La Corte costituzionale discute ‘dell’aggravante clandestinità ’
È legittimo l’aumento delle pene fino a un terzo a carico degli immigrati irregolari che delinquono, così come previsto dal decreto sicurezza varato nel maggio 2008?
L’aggravante della clandestinità , una delle prime norme in materia di sicurezza introdotte dall’attuale governo Berlusconi, sarà da oggi all’attenzione della Corte Costituzionale. La questione – giudice relatore Gaetano Silvestri – è iscritta all’ordine del giorno della camera di consiglio, anche se non è detto che verrà trattata in settimana, tenuto conto delle numerose e complesse cause ora all’esame della Corte (la questione Irap, che ormai si trascina da due anni e che è stata rinviata due volte, è tornata a essere discussa stamani in udienza pubblica).
La decisione dei giudici costituzionali, seppure circoscritta alla questione dell’aggravante per gli irregolari che delinquono, rappresenta in ogni caso un banco di prova anticipato anche per il reato di clandestinità previsto dal ddl sicurezza che, dopo il via libera definitiva del Senato, ora attende la firma del Capo dello Stato.

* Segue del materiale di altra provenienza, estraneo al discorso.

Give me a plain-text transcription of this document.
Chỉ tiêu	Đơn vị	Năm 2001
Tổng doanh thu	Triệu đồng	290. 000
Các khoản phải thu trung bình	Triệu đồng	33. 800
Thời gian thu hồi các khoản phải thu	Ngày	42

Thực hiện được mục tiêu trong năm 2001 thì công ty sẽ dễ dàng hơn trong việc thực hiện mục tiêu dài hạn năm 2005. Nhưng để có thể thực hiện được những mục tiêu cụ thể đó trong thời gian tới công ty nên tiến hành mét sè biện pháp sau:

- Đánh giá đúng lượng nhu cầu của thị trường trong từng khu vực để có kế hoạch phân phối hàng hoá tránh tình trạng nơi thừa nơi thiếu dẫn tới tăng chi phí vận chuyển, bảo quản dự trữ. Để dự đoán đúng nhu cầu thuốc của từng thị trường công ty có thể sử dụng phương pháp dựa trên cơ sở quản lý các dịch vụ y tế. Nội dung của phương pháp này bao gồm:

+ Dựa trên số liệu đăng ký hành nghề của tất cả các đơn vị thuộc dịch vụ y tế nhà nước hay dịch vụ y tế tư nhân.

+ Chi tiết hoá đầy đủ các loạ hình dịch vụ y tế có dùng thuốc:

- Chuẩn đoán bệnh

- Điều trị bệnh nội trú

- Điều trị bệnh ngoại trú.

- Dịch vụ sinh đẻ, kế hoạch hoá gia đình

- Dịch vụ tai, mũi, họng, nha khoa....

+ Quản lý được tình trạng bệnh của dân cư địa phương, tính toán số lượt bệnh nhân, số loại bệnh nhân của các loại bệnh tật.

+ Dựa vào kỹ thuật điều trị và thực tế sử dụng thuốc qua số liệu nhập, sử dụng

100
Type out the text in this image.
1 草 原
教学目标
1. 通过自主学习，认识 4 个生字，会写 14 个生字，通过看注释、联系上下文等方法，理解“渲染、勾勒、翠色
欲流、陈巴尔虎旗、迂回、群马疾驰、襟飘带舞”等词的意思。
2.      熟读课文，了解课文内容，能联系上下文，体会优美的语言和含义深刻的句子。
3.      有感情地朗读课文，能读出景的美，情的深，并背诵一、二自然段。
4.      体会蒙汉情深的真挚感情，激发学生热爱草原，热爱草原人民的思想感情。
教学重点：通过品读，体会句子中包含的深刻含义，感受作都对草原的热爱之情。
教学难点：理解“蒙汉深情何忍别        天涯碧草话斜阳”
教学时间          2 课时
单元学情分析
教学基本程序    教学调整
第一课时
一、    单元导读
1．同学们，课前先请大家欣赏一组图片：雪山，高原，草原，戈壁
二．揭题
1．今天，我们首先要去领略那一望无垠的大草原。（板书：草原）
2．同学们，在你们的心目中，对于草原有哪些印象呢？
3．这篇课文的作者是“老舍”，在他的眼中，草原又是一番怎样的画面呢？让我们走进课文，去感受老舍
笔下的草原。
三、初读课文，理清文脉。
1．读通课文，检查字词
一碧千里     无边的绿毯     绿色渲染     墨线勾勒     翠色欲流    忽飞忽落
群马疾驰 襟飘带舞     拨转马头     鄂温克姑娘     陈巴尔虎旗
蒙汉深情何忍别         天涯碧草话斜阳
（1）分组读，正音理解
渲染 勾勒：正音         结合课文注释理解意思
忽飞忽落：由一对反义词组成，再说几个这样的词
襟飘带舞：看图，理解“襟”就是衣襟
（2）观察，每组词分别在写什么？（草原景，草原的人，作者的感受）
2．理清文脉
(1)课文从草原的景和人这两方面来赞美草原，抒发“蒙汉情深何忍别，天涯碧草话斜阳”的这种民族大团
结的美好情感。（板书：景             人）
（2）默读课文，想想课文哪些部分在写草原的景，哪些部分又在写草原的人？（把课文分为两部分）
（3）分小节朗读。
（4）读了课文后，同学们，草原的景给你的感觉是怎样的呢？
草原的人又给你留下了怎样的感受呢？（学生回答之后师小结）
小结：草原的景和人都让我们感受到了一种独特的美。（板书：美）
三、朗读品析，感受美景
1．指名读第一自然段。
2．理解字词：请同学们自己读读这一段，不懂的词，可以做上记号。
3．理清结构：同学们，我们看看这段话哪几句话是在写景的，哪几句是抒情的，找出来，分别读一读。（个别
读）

A dubitare della legittimità dell’art. 61, numero 11 bis, del codice penale, introdotto nel maggio 2008 dal decreto sicurezza, sono tre Tribunali: quello di Latina, che ha sollevato la questione alla Consulta nel corso di un giudizio di tre irregolari marocchini scoperti mentre bivaccavano in una villa di Sabaudia momentaneamente disabitata; il Tribunale di Livorno, nel corso di un giudizio per indebito trattenimento sul territorio italiano; il Tribunale di Ferrara, chiamato a giudicare un nigeriano per spaccio di stupefacenti. In tutte e tre i casi i giudici lamentano innanzitutto la violazione del principio di uguaglianza (art. 3 della Costituzione) sotto diversi profili: perchè – viene sostenuto – fatti di identica natura sono puniti in misura differente a seconda che il reo si trovi o meno regolarmente in Italia; perchè il clandestino è punito nella stessa misura del recidivo o del latitante, pur non avendo commesso in precedenza alcun reato; per l’intrinseca irragionevolezza di una presunzione di maggiore pericolosità collegata alla mera assenza di un titolo di soggiorno in Italia, senza alcuna necessaria correlazione tra le condizioni del reo e la gravità del reato.